At Collider, Evan Valentine gave the episode an "Excellent" rating of 5 stars out of 5, calling it "one of the best episodes of the season (even sans Ghost Rider!)." Valentine felt the episode elevated the LMD arc "to an entirely new place that I wasn't at all expecting, but am happy to see", and praised Gregg in particular for his performance as the LMD version of Coulson. Writing for Den of Geek, Marc Buxton began by saying, "It took four years, but I think Marvel's Agents of S.H.I.E.L.D. may have finally achieved near perfection ... It's hard to cover every moment that makes this week's [episode] the show's finest hour.

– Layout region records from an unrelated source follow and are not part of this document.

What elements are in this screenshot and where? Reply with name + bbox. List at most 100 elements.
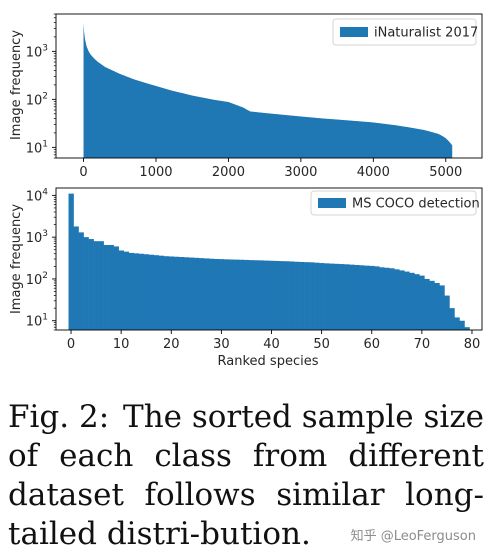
caption-number: Fig. 2: — [8, 399, 110, 435]
x-tick-label: 20 — [163, 337, 180, 352]
bar-3 — [83, 237, 89, 330]
x-tick-label: 5000 — [429, 165, 462, 180]
bar-37 — [253, 260, 260, 330]
bar-15 — [143, 254, 150, 330]
bar-29 — [213, 259, 220, 330]
bar-26 — [198, 258, 205, 330]
bar-35 — [243, 259, 250, 330]
bar-36 — [248, 260, 255, 330]
legend-label: MS COCO detection — [352, 197, 480, 212]
x-tick-label: 10 — [113, 337, 130, 352]
plot-frame — [55, 13, 483, 159]
bar-34 — [238, 259, 245, 330]
bar-43 — [284, 261, 290, 330]
bar-76 — [449, 308, 455, 330]
bar-79 — [464, 327, 470, 330]
figure-caption: Fig. 2: The sorted sample size of each c… — [8, 398, 484, 554]
bar-74 — [439, 285, 445, 330]
bar-56 — [349, 264, 355, 330]
bar-69 — [414, 274, 420, 330]
bar-77 — [454, 317, 460, 330]
bar-75 — [444, 295, 450, 330]
bar-61 — [374, 266, 380, 330]
bar-62 — [379, 267, 385, 330]
bar-6 — [98, 241, 104, 330]
bar-41 — [274, 260, 280, 330]
legend-swatch — [318, 198, 346, 208]
bar-68 — [409, 272, 415, 330]
bars — [68, 193, 470, 330]
bar-31 — [223, 259, 230, 330]
bar-9 — [113, 246, 119, 330]
bar-42 — [279, 261, 285, 330]
bar-30 — [218, 259, 225, 330]
bar-18 — [158, 255, 165, 330]
coco-chart: Image frequency 0 10 20 30 40 50 60 70 80 101 102 1… — [9, 187, 483, 369]
bar-67 — [404, 271, 410, 330]
legend-label: iNaturalist 2017 — [374, 26, 478, 41]
bar-78 — [459, 320, 465, 330]
bar-2 — [78, 232, 84, 330]
bar-44 — [289, 261, 295, 330]
bar-55 — [344, 264, 350, 330]
bar-39 — [263, 260, 270, 330]
x-tick-label: 1000 — [139, 165, 172, 180]
bar-47 — [304, 262, 310, 330]
bar-52 — [329, 263, 335, 330]
inaturalist-chart: Image frequency 0 1000 2000 3000 4000 5000 101… — [9, 13, 483, 180]
bar-73 — [434, 282, 440, 330]
x-tick-label: 0 — [67, 337, 75, 352]
x-tick-label: 60 — [363, 337, 380, 352]
y-axis-label: Image frequency — [9, 30, 24, 140]
bar-64 — [389, 268, 395, 330]
bar-23 — [183, 257, 190, 330]
y-tick-label: 103 — [26, 229, 48, 246]
bar-11 — [123, 251, 129, 330]
watermark: 知乎 @LeoFerguson — [348, 525, 478, 544]
legend-swatch — [340, 27, 368, 37]
bar-60 — [369, 265, 375, 330]
y-tick-label: 104 — [26, 187, 49, 204]
y-tick-label: 101 — [26, 139, 48, 156]
axes: 0 1000 2000 3000 4000 5000 101 102 103 — [26, 13, 462, 180]
legend: iNaturalist 2017 — [332, 18, 478, 46]
bar-17 — [153, 255, 160, 330]
x-tick-label: 0 — [79, 165, 87, 180]
x-tick-label: 50 — [313, 337, 330, 352]
bar-53 — [334, 263, 340, 330]
x-axis-label: Ranked species — [218, 354, 319, 369]
bar-0 — [68, 193, 74, 330]
bar-27 — [203, 258, 210, 330]
x-tick-label: 70 — [414, 337, 431, 352]
bar-71 — [424, 278, 430, 330]
bar-72 — [429, 280, 435, 330]
bar-65 — [394, 269, 400, 330]
bar-49 — [314, 262, 320, 330]
bar-33 — [233, 259, 240, 330]
axes: 0 10 20 30 40 50 60 70 80 101 102 103 104 — [26, 187, 481, 352]
x-tick-label: 40 — [263, 337, 280, 352]
caption-text: The sorted sample size of each class fro… — [8, 399, 484, 552]
bar-16 — [148, 254, 155, 330]
bar-46 — [299, 261, 305, 330]
bar-51 — [324, 263, 330, 330]
bar-10 — [118, 250, 124, 330]
bar-50 — [319, 263, 325, 330]
bar-13 — [133, 253, 139, 330]
y-tick-label: 103 — [26, 43, 48, 60]
bar-48 — [309, 262, 315, 330]
bar-45 — [294, 261, 300, 330]
bar-4 — [88, 239, 94, 330]
x-tick-label: 30 — [213, 337, 230, 352]
bar-57 — [354, 264, 360, 330]
figure: Image frequency 0 1000 2000 3000 4000 5000101… — [9, 13, 483, 369]
bar-14 — [138, 253, 144, 330]
y-tick-label: 101 — [26, 313, 48, 330]
bar-32 — [228, 259, 235, 330]
bar-38 — [258, 260, 265, 330]
bar-63 — [384, 267, 390, 330]
bar-58 — [359, 265, 365, 330]
bar-28 — [208, 258, 215, 330]
bar-59 — [364, 265, 370, 330]
bar-19 — [163, 256, 170, 330]
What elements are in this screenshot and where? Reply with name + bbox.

I'll just say that this was Jed Whedon's directorial debut on S.H.I.E.L.D., and man, did he ace every freaking frame." Buxton said "Self Control" "will go down as the best episode of [the series] in the four-year history of the show", and rated it 5 stars out of 5. Kevin Fitzpatrick at ScreenCrush called the episode "fascinatingly weird" and emotional, praising the cast and personal moments throughout the episode, as well as the "impressive action". He felt that so much happened in the episode that some of the big reveals were being overshadowed, but that is "a great problem for an hour like "Self Control" to have."

===Accolades===
Henstridge and De Caestecker were named as honorable mentions for TVLines "Performer of the Week" for the week of February 20, 2017, for their performances in this episode. The site praised the pair for the confrontation sequence between Simmons and the Fitz LMD, saying, "While Henstridge toggled between tears and intensity, De Caestecker crushed us by switching from an anguished Fitz, doubling over as he slashed his wrist, to an ice-cold android, plunging a knife into his accuser ... Simply chilling."